The Road Of Peace started out as a game called Global Espionage. DePaul students Jacob Anderson, Nicholas Esparza, Kevin Stich, and Anthony Zahnle envisioned a game where two players plotted against each other, and the board game they originally designed had two maps where neither player had complete visibility in where the next act of covert violence would occur.
But then Tunisia erupted, then Egypt ... . The team became engrossed in following the tumultuous Arab Spring. With Microsoft's Imagine Cup on the horizon, they wondered if they could turn their cloak-and-dagger game into an approximation of non-violent revolution. The result, a Windows Phone game, was somewhat rough when I saw a demonstration of it in June. It's now available as a retail download. So, if you're one of the few and the proud Windows Phone users, give it a try.

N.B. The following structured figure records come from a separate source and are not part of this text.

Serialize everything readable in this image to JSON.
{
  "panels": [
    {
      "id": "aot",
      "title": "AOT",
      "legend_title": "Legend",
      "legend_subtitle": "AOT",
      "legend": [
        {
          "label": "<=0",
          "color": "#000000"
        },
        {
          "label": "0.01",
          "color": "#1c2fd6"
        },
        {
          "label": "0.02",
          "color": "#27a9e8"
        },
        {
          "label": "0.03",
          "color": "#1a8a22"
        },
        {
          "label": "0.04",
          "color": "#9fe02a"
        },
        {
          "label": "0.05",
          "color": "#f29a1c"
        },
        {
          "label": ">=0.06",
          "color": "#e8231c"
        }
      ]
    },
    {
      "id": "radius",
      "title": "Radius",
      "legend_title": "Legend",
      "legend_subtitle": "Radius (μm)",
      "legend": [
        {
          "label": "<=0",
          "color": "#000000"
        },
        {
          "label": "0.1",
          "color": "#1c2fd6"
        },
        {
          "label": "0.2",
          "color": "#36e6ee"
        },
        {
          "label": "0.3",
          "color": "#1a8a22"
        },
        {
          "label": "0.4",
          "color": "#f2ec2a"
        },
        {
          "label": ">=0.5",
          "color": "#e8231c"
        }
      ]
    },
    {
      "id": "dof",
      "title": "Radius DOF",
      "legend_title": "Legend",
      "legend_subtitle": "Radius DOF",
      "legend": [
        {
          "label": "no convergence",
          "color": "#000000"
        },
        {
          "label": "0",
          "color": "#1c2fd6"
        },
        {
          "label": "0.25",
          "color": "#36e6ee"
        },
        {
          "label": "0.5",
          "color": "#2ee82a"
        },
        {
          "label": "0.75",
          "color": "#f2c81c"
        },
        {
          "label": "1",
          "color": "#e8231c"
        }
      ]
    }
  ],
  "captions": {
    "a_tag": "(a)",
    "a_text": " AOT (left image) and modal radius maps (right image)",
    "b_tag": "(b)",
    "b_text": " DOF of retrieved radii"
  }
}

You will play as a civil rights leader in an anonymous Arab country. Your nemesis is The Despot, an equally anonymous Kaddafi-like figure. Your resources are your supporters, and each turn you are given choices in how to further sow dissention in the several cities in the region. Every turn is flavored by emotional news clippings, as you are given second-hand updates on how your followers fared. This 5-15 minute serious game has its flaws, but I'm curious what you all think of its merits.
Talking points: Is this just a glossy veneer atop an uninteresting board game? Do the cities react as capriciously as the advisors in MOO 3? Or is this a far more subtle game than one might think, where the rich archives and database tell a story that the game turns can't by themselves? How could social networking influence the story, and the game play, of this small but ambitious first effort?